Make the new CMS quality measure Thirty-Day Risk Standardized Death Rate a major priority in your CDI, coding efforts

By Brian Murphy 

 

Among the many ethical challenges CDI professionals face is pressure to make their organizations and/or providers look better on paper, through elimination of diagnoses that might trigger a patient safety indicator (PSI) or other quality measure.  

 

In some organizations the pressure to improve quality scores is stronger than CC/MCC/HCC capture. 

 

But there is a compliant way to do the work of improving organizational quality. 

 

Review your denominator exclusions, query when appropriate, and get them documented. Doing so removes these patients appropriately from the measure. 

 

This work is critical for the new CMS quality measure, Thirty-day Risk-Standardized Death Rate among Surgical Inpatients with Complications (Failure-to-Rescue), recently introduced in the FY 2025 IPPS final rule. 

 

The Failure to Rescue measure is defined as the percentage of surgical inpatients who experienced a complication and then died within 30-days from the date of their first OR procedure.
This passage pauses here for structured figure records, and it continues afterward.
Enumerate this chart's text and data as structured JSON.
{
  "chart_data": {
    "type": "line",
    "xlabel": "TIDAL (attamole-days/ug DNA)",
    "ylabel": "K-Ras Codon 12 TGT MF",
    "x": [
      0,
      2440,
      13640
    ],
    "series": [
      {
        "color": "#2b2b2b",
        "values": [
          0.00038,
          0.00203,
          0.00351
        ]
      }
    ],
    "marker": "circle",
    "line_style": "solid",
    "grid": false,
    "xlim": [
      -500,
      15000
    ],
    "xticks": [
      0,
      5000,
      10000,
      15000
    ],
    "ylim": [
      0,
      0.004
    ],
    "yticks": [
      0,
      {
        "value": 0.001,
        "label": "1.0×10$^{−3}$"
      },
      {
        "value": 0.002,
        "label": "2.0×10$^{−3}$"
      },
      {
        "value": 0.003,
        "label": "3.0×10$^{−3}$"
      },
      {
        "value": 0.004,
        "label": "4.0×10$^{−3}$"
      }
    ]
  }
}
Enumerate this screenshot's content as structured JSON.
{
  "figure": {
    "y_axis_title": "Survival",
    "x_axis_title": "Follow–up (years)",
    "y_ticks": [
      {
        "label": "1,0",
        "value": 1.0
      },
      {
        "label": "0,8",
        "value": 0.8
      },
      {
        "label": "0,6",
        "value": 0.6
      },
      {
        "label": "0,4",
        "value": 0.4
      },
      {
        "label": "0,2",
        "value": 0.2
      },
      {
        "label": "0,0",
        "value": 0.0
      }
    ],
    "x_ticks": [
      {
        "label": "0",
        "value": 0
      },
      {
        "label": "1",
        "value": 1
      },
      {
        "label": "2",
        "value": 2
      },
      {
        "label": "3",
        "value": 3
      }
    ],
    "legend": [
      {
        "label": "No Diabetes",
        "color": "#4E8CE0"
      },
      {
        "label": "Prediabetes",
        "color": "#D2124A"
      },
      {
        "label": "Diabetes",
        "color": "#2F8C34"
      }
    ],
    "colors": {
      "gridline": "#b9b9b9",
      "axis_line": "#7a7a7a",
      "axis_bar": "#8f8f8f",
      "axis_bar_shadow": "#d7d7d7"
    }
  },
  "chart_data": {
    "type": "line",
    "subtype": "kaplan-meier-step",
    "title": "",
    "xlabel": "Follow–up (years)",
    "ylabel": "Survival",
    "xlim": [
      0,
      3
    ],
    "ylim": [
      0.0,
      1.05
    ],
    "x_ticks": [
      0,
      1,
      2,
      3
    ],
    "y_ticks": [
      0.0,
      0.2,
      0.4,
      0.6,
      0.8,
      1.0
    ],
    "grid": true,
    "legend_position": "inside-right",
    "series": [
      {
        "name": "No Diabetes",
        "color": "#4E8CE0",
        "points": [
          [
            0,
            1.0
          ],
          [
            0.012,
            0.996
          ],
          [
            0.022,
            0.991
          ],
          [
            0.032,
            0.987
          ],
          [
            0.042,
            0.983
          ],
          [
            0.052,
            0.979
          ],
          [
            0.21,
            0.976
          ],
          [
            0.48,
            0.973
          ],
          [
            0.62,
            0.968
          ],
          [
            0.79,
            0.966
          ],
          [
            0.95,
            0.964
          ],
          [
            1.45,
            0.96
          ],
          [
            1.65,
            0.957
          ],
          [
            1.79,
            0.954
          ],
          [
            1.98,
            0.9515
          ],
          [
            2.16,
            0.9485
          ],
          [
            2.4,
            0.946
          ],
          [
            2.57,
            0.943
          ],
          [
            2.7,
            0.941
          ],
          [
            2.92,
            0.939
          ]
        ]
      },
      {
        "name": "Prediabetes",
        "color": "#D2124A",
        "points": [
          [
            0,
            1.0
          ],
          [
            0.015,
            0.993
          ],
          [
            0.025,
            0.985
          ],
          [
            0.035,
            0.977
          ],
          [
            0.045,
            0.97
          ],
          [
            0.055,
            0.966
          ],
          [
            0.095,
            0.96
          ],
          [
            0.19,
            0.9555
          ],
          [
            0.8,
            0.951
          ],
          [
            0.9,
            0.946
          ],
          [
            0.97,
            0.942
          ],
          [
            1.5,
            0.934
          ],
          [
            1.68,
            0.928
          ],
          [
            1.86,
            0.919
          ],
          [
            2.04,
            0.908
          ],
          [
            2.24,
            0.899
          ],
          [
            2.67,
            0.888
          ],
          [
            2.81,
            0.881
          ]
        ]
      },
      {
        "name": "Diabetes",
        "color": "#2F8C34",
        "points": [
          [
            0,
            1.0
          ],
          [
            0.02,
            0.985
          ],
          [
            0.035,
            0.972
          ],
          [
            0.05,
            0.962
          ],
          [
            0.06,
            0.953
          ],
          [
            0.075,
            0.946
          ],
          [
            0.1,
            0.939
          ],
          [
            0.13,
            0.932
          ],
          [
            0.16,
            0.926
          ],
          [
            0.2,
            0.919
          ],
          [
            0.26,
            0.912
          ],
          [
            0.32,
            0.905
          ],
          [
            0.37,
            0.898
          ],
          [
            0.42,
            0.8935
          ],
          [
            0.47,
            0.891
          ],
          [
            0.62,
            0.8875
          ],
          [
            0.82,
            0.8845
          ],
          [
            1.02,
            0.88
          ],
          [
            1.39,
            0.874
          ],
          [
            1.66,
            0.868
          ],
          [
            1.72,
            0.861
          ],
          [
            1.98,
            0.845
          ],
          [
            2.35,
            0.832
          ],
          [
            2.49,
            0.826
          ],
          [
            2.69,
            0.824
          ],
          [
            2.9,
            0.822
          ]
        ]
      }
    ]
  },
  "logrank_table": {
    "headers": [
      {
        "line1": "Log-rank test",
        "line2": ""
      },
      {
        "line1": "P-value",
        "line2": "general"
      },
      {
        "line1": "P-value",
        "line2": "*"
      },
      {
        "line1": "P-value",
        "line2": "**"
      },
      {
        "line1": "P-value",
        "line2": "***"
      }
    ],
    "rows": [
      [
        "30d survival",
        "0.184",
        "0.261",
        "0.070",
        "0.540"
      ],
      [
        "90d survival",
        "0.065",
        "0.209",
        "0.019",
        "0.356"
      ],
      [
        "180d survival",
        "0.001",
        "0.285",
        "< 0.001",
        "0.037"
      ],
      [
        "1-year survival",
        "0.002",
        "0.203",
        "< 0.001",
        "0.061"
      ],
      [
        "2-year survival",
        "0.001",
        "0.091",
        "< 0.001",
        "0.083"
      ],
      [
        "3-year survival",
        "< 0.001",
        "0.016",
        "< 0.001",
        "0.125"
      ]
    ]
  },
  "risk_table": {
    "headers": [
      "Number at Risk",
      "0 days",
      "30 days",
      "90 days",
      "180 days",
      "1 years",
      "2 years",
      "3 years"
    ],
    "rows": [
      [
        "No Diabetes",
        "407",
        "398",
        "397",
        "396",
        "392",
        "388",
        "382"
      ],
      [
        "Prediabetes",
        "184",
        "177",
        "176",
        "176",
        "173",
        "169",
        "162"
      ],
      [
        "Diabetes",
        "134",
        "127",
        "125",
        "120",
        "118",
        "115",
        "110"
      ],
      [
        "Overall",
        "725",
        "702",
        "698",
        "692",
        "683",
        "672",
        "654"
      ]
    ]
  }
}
Failure-to-rescue is defined as the probability of death given a postoperative complication. 

 

This measure is publicly reported, meaning that anyone with access to a computer will see how many surgical inpatients with complications passed away within 30 days of their procedure at a given hospital. 

 

Weighty stuff, and not a good look if you’re performing poorly. But the good news is, all the reporting details are freely accessible, down to the very ICD-10-CM codes that move patients out of the denominator.  

 

Which also means CDI and coding professionals can impact this measure. 

 

The numerator represents the number of adverse events or safety incidents that actually occurred (i.e., surgical complications or infections, or in this case deaths). The denominator represents the population at risk, typically defined as all patients eligible for the measure based on specific clinical or procedural criteria.  

 

Denominator exclusions refer to specific conditions, circumstances, or patient groups that are intentionally removed from the denominator to ensure accurate and fair performance measurement. These exclusions are applied when including certain patients might distort the results due to factors beyond the control of healthcare providers or due to clinical appropriateness. 

 

Following are the broad category exclusions for this new measure. 

 

  • Cardiac Event  
  • Congestive Heart Failure 
  • Hypotension/Shock/Hypovolemia 
  • Pulmonary Embolus/Deep Vein Thrombosis/Phlebitis 
  • Cerebrovascular Accident (CVA)/TIA 
  • Coma 
  • Seizure 
  • Delirium/Psychosis 
  • Nervous System Complications 
  • Pneumonia/Pneumonitis 
  • Pneumothorax/Effusion 
  • Respiratory Compromise/Bronchospasm 
  • Internal Organ Damage/Perforation 
  • Peritonitis 
  • GI bleed and blood loss 
  • Sepsis 
  • Deep wound infection or wound complication 
  • Renal dysfunction 
  • Gangrene/amputation 
  • Intestinal obstruction/ischemia 
  • Retained foreign body 
  • Pressure injury 
  • Orthopedic complication 
  • Hepatitis or jaundice 
  • Pancreatitis 
  • Necrosis of bone (thermal or aseptic) 
  • Osteomyelitis 
  • Disseminated intravascular coagulation (DIC) 
  • Pyelonephritis 
  • Postprocedural/Transfusion Complication 

 

These must be reported as present on admission and match the listed ICD-10-CM exclusion codes. See link below for complete details. Other examples of ICD-10-CM codes resulting in exclusion from the measure include Z66: Do Not Resuscitate (DNR) status, and Z51.5: Encounter for palliative care. 

 

This measure is risk adjusted. Risk factors for failure to rescue can be categorized into three groups: 

  1. patient risk factors for mortality within 30 days of surgery, such as age, comorbidities, or preoperative ‘do not resuscitate’ orders;  
  1. social risk factors that can influence patient risk, such as patient functional status, race/ethnicity, or socioeconomic status, and;  
  1. hospital factors, such as nurse and resident staffing, staff skill mix, hospital volume and technological resources.  

 

In general, the accuracy of a patient’s comorbidities with supporting documentation allows appropriate coding of the patient’s complexities. It ensures that patients are appropriately included or excluded from quality measures, which helps maintain accurate performance metrics for the healthcare system.